Roberto Nepoti
La Repubblica
Nei suoi furori shakespeariani, Orson Welles prendeva per sé i caratteri fieri e grandiosi (Otello, Macbeth, Falstaff). Al Pacino preferisce gli umiliati e offesi, motivati dal rancore e dall'odio: dopo il deforme Riccardo III, si dedica a Shylock, il mercante di Venezia disprezzato e sbeffeggiato che tenta di lenire le ferite inferte al suo orgoglio rivalendosi sulla carne di un cristiano. La parte di Antonio, che ha preso denaro a usura dall'ebreo per prestarlo all'amico Bassanio, tocca a Jeremy Irons; Bassanio è Joseph Fiennes, belloccio e incolore come ai tempi di "Shakespeare in love"; Porzia, che salverà in tribunale pelle e carne di Antonio, ha i tratti graziosi di Lynn Collins.
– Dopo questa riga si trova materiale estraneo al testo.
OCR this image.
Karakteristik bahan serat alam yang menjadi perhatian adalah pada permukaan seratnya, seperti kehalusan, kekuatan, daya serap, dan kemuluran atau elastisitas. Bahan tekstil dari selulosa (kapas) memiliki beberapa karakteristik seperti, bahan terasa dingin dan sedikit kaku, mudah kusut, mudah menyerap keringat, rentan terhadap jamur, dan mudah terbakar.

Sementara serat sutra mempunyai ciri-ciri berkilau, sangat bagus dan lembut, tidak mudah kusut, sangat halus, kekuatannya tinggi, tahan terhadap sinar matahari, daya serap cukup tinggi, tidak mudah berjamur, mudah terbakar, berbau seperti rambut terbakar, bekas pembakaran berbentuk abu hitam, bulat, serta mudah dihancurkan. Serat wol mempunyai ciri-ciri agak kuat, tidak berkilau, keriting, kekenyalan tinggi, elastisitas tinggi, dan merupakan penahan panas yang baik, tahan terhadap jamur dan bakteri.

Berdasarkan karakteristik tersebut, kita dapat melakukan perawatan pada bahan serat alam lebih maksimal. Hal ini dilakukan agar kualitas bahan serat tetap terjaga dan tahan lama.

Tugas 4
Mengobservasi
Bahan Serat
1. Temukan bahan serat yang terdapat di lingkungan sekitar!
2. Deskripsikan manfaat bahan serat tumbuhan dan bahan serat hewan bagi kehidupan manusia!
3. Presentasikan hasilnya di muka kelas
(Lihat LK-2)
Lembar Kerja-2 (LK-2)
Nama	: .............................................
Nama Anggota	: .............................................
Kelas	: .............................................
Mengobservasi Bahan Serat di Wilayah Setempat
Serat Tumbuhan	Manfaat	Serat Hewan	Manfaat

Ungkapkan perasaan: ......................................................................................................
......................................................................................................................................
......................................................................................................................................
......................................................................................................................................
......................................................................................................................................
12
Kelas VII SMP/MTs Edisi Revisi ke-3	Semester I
C'è poco di nuovo nel Mercante di Venezia diretto con piatta diligenza da Michael Radford: la sceneggiatura aderisce alla lettera del testo (con poche varianti, tra cui la palese omosessualità di Antonio); la messa in scena coniuga in modo un po' artificioso i costumi del Cinquecento con le riprese "on location" nella città lagunare e gli interni ricostruiti in Lussemburgo; il cast ha l'aspetto "europudding" (con innesti americani) quasi inevitabile in questo genere di coproduzioni.
Però. Però c'è Al Pacino, un grande Pacino che riesce a infondere al personaggio non solo umanità (il celebre monologo "se ci pungete non sanguiniamo? se ci fate il solletico non ridiamo?"), ma vi somma una sorta di dolente grandiosità cui neppure Michel Simon si avvicinò interpretando Shylock. Per lui, vale la pena di scomodarsi.